You are viewing a plain text version of this content. The canonical link for it is here.
Posted to commits@airflow.apache.org by GitBox <gi...@apache.org> on 2021/08/12 18:17:06 UTC

[GitHub] [airflow] joshk-kang opened a new issue #17585: New Tasks to an existing DAG do not get scheduled if they have depends_on_past = True

joshk-kang opened a new issue #17585:
URL: https://github.com/apache/airflow/issues/17585


   **Apache Airflow version**: 2.1.2
   
   **Apache Airflow Provider versions** (please include all providers that are relevant to your bug): None are relevant
   
   **Kubernetes version (if you are using kubernetes)** (use `kubectl version`): N/A
   
   **Environment**: 
   
   - **Cloud provider or hardware configuration**: 
   - **OS** (e.g. from /etc/os-release):
   - **Kernel** (e.g. `uname -a`):
   - **Install tools**:
   - **Others**:
   
   **What happened**:
   
   When adding new tasks to an existing dag with `depends_on_past = True`, it will never get scheduled. 
   
   **What you expected to happen**:
   The newly added tasks should be able to run even with `depends_on_past=True`
   
   The reason is that the logic to determine if it is the first task depends on the dag not the task itself https://github.com/apache/airflow/blob/main/airflow/ti_deps/deps/prev_dagrun_dep.py#L58-L65. The code here should be updated so that the first TaskInstance should be allowed to run even if there are previous DagRuns related to that task.
   
   **How to reproduce it**:
   Create a DAG with some tasks and let it have a run.

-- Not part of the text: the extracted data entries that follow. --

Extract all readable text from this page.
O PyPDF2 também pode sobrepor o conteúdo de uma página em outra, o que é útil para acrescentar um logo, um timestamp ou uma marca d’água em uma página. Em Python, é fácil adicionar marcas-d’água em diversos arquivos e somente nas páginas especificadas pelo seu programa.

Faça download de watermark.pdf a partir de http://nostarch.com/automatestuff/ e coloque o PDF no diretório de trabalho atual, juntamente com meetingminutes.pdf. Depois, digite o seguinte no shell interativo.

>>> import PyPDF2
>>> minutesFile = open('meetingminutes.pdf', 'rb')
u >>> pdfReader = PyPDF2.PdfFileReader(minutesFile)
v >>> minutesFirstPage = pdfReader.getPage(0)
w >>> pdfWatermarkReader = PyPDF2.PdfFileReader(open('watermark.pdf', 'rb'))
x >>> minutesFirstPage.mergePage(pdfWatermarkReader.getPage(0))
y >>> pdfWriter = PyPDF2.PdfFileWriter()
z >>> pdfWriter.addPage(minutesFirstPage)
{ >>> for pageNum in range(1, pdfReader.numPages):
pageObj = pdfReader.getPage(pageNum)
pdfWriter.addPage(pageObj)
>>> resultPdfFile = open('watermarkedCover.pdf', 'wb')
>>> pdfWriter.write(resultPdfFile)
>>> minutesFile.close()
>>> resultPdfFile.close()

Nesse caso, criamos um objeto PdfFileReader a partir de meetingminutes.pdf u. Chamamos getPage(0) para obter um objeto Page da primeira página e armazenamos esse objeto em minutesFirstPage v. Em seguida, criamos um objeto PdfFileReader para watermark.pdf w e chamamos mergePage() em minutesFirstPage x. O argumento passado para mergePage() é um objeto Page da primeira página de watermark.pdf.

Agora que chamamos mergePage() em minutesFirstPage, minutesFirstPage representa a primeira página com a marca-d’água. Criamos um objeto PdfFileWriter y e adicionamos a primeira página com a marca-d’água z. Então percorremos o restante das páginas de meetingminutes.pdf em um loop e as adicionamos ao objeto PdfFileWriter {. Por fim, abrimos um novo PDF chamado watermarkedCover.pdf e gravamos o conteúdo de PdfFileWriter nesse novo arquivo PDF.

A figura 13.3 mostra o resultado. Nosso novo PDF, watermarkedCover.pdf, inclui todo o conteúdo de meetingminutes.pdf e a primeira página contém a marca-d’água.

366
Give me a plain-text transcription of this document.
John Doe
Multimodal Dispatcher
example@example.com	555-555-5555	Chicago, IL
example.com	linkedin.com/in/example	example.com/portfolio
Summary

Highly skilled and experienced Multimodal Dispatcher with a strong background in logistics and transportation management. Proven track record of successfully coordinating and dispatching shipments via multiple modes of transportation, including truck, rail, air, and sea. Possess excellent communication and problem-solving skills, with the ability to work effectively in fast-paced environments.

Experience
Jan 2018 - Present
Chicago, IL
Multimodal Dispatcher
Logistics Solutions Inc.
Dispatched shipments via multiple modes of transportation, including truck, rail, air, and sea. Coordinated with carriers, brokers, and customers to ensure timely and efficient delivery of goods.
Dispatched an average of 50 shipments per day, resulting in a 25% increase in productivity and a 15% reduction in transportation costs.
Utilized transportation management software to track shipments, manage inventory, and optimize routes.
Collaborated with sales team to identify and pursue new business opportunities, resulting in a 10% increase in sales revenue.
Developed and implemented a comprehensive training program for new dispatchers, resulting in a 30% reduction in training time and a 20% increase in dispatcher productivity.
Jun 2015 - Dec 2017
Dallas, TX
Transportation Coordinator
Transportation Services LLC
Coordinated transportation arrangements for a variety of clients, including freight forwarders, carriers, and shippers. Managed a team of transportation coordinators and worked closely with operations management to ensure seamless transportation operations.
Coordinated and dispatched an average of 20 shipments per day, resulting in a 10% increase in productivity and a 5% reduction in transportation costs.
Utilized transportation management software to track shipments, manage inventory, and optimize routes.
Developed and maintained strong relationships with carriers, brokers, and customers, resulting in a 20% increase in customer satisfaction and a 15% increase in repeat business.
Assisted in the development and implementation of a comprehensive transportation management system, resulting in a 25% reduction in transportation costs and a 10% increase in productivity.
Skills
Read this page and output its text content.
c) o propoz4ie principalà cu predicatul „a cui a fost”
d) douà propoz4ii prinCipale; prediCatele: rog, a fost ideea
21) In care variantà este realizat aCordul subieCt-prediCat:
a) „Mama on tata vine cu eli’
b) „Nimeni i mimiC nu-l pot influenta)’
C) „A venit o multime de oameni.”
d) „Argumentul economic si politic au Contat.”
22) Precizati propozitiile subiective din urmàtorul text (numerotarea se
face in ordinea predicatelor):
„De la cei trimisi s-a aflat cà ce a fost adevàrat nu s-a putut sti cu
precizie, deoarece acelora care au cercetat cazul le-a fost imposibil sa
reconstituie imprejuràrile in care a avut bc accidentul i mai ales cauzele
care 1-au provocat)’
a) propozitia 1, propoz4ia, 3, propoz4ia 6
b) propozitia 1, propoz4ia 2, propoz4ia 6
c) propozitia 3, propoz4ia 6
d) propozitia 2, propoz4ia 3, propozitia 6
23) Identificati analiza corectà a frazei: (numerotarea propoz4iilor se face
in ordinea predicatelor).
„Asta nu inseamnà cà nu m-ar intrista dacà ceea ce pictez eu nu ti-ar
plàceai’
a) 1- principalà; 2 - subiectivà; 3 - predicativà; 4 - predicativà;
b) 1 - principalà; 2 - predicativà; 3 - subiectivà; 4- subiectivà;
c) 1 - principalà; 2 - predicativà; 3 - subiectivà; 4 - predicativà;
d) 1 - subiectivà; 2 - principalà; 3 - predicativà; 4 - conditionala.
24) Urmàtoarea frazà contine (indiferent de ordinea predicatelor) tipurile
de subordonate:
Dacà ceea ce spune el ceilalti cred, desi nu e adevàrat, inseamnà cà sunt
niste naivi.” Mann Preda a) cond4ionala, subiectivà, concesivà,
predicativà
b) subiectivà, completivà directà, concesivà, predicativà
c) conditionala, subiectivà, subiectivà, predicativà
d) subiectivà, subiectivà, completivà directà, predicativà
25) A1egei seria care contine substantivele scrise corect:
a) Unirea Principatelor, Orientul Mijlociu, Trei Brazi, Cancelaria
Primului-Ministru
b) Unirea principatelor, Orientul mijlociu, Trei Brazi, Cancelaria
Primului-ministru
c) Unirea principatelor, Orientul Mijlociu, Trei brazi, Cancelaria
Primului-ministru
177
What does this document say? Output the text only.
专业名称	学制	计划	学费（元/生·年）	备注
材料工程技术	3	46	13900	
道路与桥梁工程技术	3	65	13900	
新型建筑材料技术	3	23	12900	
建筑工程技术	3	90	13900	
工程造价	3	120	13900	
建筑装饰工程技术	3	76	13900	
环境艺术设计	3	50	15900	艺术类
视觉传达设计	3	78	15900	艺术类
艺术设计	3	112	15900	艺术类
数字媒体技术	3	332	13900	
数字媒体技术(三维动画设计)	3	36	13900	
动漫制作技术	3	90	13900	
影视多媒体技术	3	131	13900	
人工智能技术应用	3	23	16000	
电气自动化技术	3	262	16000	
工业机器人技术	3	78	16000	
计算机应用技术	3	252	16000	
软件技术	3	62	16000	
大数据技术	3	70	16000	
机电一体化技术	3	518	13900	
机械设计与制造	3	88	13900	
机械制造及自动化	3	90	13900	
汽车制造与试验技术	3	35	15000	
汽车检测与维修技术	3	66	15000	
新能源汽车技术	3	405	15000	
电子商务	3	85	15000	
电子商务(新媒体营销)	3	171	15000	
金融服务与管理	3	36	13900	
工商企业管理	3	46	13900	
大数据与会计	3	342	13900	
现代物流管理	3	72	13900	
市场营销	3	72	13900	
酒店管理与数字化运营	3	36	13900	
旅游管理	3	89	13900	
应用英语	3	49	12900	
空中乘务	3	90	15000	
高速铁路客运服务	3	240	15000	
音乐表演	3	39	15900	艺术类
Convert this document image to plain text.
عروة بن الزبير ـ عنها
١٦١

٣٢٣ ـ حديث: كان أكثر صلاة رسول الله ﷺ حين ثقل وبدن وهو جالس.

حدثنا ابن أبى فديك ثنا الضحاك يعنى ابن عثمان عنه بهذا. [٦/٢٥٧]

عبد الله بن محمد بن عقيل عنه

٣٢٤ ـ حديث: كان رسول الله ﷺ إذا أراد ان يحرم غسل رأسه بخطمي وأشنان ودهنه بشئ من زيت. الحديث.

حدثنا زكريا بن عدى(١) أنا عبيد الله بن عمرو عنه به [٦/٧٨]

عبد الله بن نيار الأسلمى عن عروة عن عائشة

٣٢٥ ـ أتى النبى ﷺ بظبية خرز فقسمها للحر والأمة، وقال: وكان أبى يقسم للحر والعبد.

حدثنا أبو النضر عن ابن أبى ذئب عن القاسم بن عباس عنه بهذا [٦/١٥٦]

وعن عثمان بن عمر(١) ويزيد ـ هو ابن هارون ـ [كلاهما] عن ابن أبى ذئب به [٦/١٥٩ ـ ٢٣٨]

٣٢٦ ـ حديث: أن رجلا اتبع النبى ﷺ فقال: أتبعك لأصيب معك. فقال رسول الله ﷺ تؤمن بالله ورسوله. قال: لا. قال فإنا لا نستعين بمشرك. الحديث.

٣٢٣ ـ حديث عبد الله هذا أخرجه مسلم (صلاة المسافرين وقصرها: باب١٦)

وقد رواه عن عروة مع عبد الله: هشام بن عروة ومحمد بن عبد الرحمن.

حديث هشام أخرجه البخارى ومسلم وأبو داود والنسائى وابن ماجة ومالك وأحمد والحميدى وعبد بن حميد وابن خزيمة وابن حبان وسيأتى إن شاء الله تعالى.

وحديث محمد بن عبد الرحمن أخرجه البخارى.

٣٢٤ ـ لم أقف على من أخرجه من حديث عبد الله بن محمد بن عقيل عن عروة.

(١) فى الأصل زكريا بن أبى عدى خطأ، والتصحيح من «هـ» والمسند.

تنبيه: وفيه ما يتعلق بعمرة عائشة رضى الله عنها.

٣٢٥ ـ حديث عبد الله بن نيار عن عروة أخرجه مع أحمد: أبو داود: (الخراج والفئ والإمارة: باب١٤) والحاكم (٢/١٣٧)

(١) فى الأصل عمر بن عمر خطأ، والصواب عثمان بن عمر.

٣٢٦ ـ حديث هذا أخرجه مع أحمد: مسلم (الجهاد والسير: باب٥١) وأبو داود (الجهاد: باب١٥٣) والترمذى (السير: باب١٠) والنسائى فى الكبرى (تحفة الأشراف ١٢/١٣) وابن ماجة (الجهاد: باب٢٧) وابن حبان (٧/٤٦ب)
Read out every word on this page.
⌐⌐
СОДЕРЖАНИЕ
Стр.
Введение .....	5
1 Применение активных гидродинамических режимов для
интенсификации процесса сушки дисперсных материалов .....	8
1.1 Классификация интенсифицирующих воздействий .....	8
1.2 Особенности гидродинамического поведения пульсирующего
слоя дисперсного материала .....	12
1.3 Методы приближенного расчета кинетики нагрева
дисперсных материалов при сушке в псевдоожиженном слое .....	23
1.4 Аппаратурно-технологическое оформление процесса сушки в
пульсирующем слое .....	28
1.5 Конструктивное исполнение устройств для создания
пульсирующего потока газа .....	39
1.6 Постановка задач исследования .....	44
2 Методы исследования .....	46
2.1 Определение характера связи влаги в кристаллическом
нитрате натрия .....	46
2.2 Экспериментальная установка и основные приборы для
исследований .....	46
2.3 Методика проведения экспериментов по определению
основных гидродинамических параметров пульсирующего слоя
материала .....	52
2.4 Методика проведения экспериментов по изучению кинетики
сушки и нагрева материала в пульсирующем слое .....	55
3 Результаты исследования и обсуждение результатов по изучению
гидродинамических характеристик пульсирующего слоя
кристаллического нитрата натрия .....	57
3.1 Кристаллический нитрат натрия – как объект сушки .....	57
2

Add another task with `depends_on_past=True` to the existing DAG, and it will never be scheduled because of the following reason `depends_on_past is true for this task's DAG, but the previous task instance has not run yet.`
   
   **Anything else we need to know**: NA
   


-- 
This is an automated message from the Apache Git Service.
To respond to the message, please log on to GitHub and use the
URL above to go to the specific comment.

To unsubscribe, e-mail: commits-unsubscribe@airflow.apache.org

For queries about this service, please contact Infrastructure at:
users@infra.apache.org



[GitHub] [airflow] eladkal edited a comment on issue #17585: New Tasks to an existing DAG do not get scheduled if they have depends_on_past = True

Posted by GitBox <gi...@apache.org>.
eladkal edited a comment on issue #17585:
URL: https://github.com/apache/airflow/issues/17585#issuecomment-902014936


   > Add another task with depends_on_past=True to the existing DAG
   
   I think the issue here is that you assume that when you add a new task Airflow knows that it starts from the date you added it thus you expect `depends_on_past=True` to work but this is not the case. You must provide a `start_date` to this new task for the `depends_on_past` to work.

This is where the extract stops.